Because of it’s spectacular views and relatively easy access it has become highly rated and very popular. Indeed it is a victim of its own success now as people flock to it. Thankfully the majority never venture far from the tour bus and just flirt with it’s southern flanks barely getting into the park. There are a variety of short days walks culminating in the 8 hour trek up to the base of the Torres del Paine viewpoint. There are two longer walks the so-called 5-day W-Track and the 8-day O-circuit (which incorporates the W).
The 8-day O circuit goes anti-clockwise round the whole massif. It goes up the relatively tranquil east and north side of the massif, crosses the John Garner pass, and then comes down to meet the W-Track at lago Grey on Day 4. This part of the walk is quiet compared to the southern sections of the W-Track and has much to recommend it.
However the east and north sections do not have the comfortable accomodations and fine dining of the W-Track. There are two nights where you have to camp or stay in a already pitched tent with hired sleeping bag and canteen food. The cleanliness of the sleeping bags and quality of this food are surprisingly good however.

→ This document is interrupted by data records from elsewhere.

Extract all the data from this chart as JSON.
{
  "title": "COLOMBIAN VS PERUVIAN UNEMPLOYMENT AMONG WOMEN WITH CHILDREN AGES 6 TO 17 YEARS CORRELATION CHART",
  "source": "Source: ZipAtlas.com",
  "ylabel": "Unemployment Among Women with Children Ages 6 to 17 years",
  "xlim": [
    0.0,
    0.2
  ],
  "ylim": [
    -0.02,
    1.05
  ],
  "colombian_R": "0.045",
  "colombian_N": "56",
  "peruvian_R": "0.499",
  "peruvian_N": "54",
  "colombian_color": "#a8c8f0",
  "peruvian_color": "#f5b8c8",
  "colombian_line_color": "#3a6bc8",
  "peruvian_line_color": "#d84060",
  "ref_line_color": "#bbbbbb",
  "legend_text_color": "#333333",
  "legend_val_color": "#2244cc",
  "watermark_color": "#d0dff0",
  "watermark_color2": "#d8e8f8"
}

Because the trek is so popular and CONAF (the park authorities) are limiting numbers booking is compulsory. The campsites and rifugios are run by 2 different companies, Fantastico Sur and Vertice who have no collaboration whatsoever. Indeed it is said the hardest thing about the whole O-circuit is booking the 7 consecutive nights, especially if you are using their camping equipment. We used a third party an agency called Denomades, to book ours and it was relatively easy with little surcharge.

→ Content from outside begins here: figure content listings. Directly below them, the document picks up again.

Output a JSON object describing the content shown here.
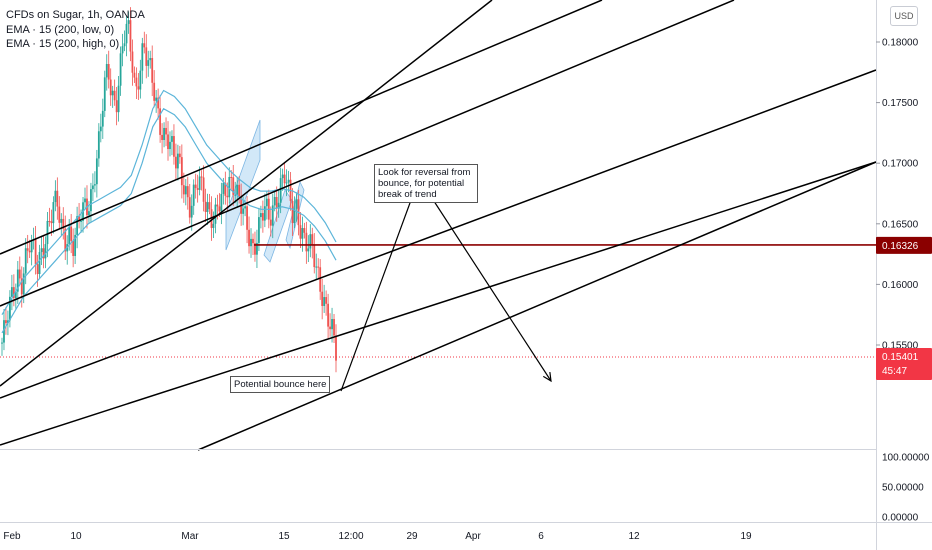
{
  "legend": {
    "symbol": "CFDs on Sugar, 1h, OANDA",
    "ema_low": "EMA · 15 (200, low, 0)",
    "ema_high": "EMA · 15 (200, high, 0)"
  },
  "currency": "USD",
  "annotations": {
    "reversal_note": [
      "Look for reversal from",
      "bounce, for potential",
      "break of trend"
    ],
    "bounce_note": "Potential bounce here"
  },
  "price_labels": {
    "level_line": "0.16326",
    "last_price": "0.15401",
    "countdown": "45:47"
  },
  "colors": {
    "candle_up": "#26a69a",
    "candle_down": "#ef5350",
    "ema": "#5cb5d9",
    "level_line": "#8b0000",
    "last_price": "#f23645",
    "channel_lines": "#000000",
    "pattern_fill": "#9cccf0"
  },
  "chart_data": {
    "type": "candlestick",
    "title": "CFDs on Sugar, 1h, OANDA",
    "price_axis": {
      "ticks": [
        "0.18000",
        "0.17500",
        "0.17000",
        "0.16500",
        "0.16000",
        "0.15500"
      ],
      "ylim": [
        0.151,
        0.1825
      ]
    },
    "time_axis": {
      "ticks": [
        "Feb",
        "10",
        "Mar",
        "15",
        "12:00",
        "29",
        "Apr",
        "6",
        "12",
        "19"
      ]
    },
    "indicator_pane": {
      "ticks": [
        "100.00000",
        "50.00000",
        "0.00000"
      ]
    },
    "close_path": [
      0.1552,
      0.1565,
      0.158,
      0.1595,
      0.161,
      0.1605,
      0.162,
      0.163,
      0.1625,
      0.1615,
      0.163,
      0.164,
      0.165,
      0.166,
      0.1665,
      0.165,
      0.164,
      0.1645,
      0.163,
      0.164,
      0.1655,
      0.1665,
      0.167,
      0.168,
      0.17,
      0.172,
      0.176,
      0.178,
      0.176,
      0.175,
      0.1775,
      0.18,
      0.181,
      0.179,
      0.176,
      0.178,
      0.1795,
      0.178,
      0.177,
      0.1755,
      0.174,
      0.1725,
      0.172,
      0.171,
      0.17,
      0.1705,
      0.169,
      0.1675,
      0.166,
      0.167,
      0.1685,
      0.168,
      0.167,
      0.166,
      0.165,
      0.166,
      0.167,
      0.168,
      0.169,
      0.1685,
      0.167,
      0.166,
      0.165,
      0.164,
      0.1632,
      0.1645,
      0.1655,
      0.166,
      0.165,
      0.1665,
      0.1675,
      0.1685,
      0.169,
      0.167,
      0.1655,
      0.1665,
      0.165,
      0.164,
      0.163,
      0.1625,
      0.161,
      0.16,
      0.159,
      0.1575,
      0.156,
      0.154
    ],
    "ema_low": [
      0.156,
      0.1575,
      0.159,
      0.16,
      0.161,
      0.162,
      0.163,
      0.164,
      0.165,
      0.1655,
      0.166,
      0.1665,
      0.1675,
      0.17,
      0.173,
      0.1745,
      0.174,
      0.173,
      0.1715,
      0.17,
      0.169,
      0.168,
      0.1672,
      0.1665,
      0.1662,
      0.1662,
      0.1664,
      0.1662,
      0.1657,
      0.1648,
      0.1636,
      0.162
    ],
    "ema_high": [
      0.1575,
      0.159,
      0.1605,
      0.1615,
      0.1625,
      0.1635,
      0.1645,
      0.1655,
      0.1665,
      0.167,
      0.1675,
      0.168,
      0.169,
      0.1715,
      0.1745,
      0.176,
      0.1755,
      0.1745,
      0.173,
      0.1715,
      0.1705,
      0.1695,
      0.1687,
      0.168,
      0.1677,
      0.1677,
      0.1679,
      0.1677,
      0.1672,
      0.1663,
      0.1651,
      0.1635
    ],
    "horizontal_level": 0.16326,
    "last_price": 0.15401
  }
}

There are now strict rules about keeping to the route and it is not uncommon to see hikers who have breached regulations or those trying to pull a fast one on the booking system being asked to leave or even escorted out of the park. It has perhaps been the case for a few decades, but earlier when numbers were not so high there was more leniency.
Indeed so 25 years ago I also did the O-circuit in 1996 and went off piste twice. One the first occasion I walked up the Ascencio Valley to the Japanese camp after a visit to the base of the Torres del Paine viewpoint, which was almost deserted. The next day I wandered alone north from Japanese campsite across a large cold stream and up boulder slopes to a glacier. Here I put on my crampons and wove a route beside the odd crevasse to the top of the glacier just to the east of Cerro Oggioni to gain a pass, which was east of the so-called Oggioni Pass sometimes used today. The view was fantastic from here and I could see up the Valle del Silencio on one side of the ridge and down to Rifugio Dickson on the other as condors circled nearby. I then descended to Rifugio Dickson through scrub and kept quiet about my route on arrival.

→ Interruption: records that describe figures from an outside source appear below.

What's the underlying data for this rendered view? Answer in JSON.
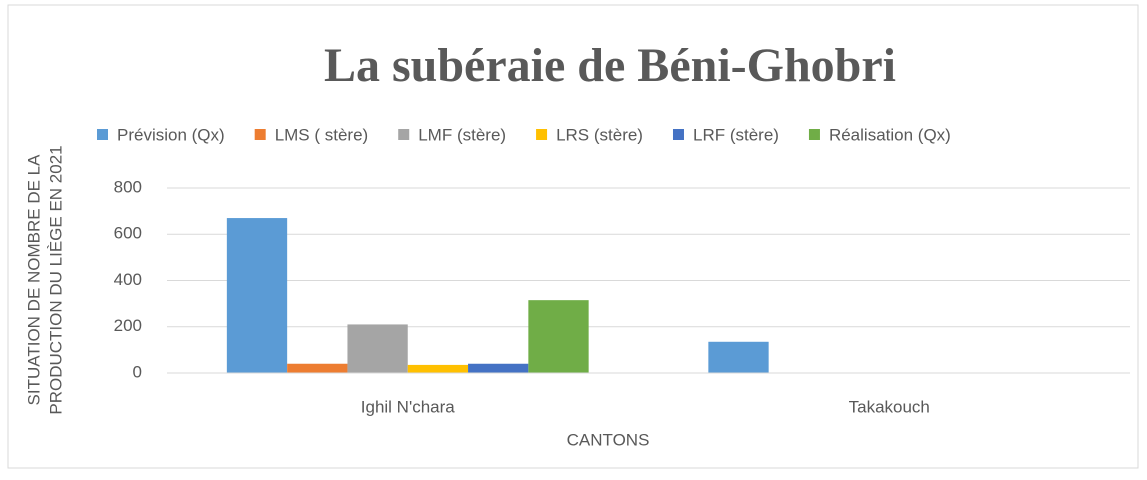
{
  "chart_data": {
    "type": "bar",
    "title": "La subéraie de Béni-Ghobri",
    "ylabel": [
      "SITUATION DE NOMBRE DE LA",
      "PRODUCTION DU LIÈGE EN 2021"
    ],
    "xlabel": "CANTONS",
    "categories": [
      "Ighil N'chara",
      "Takakouch"
    ],
    "series": [
      {
        "name": "Prévision (Qx)",
        "color": "#5b9bd5",
        "values": [
          670,
          135
        ]
      },
      {
        "name": "LMS ( stère)",
        "color": "#ed7d31",
        "values": [
          40,
          0
        ]
      },
      {
        "name": "LMF (stère)",
        "color": "#a5a5a5",
        "values": [
          210,
          0
        ]
      },
      {
        "name": "LRS (stère)",
        "color": "#ffc000",
        "values": [
          35,
          0
        ]
      },
      {
        "name": "LRF (stère)",
        "color": "#4472c4",
        "values": [
          40,
          0
        ]
      },
      {
        "name": "Réalisation (Qx)",
        "color": "#70ad47",
        "values": [
          315,
          0
        ]
      }
    ],
    "ylim": [
      0,
      800
    ],
    "yticks": [
      0,
      200,
      400,
      600,
      800
    ],
    "grid": true,
    "legend": "top"
  }
}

From here I followed the normal O-Circuit over the John Garner Pass to Lago Grey and onto the Italian Camp and up to Campo Britanico in the Vallee del Frances. I spent the night surreptitiously camping at Campo Britanico and next morning I left the route and went up to the col between Valle del Frances and Valle del Silencio. This col was just on the south side of Cerro Fortaleza. I hoped to find a way down into Valle del Silencio, however there was a precipitous cliff which looked like it would have involved at least 3 rope lengths of abseiling so I had to retreat back down Valle del Frances and join the official route again. To do this now would require special permits.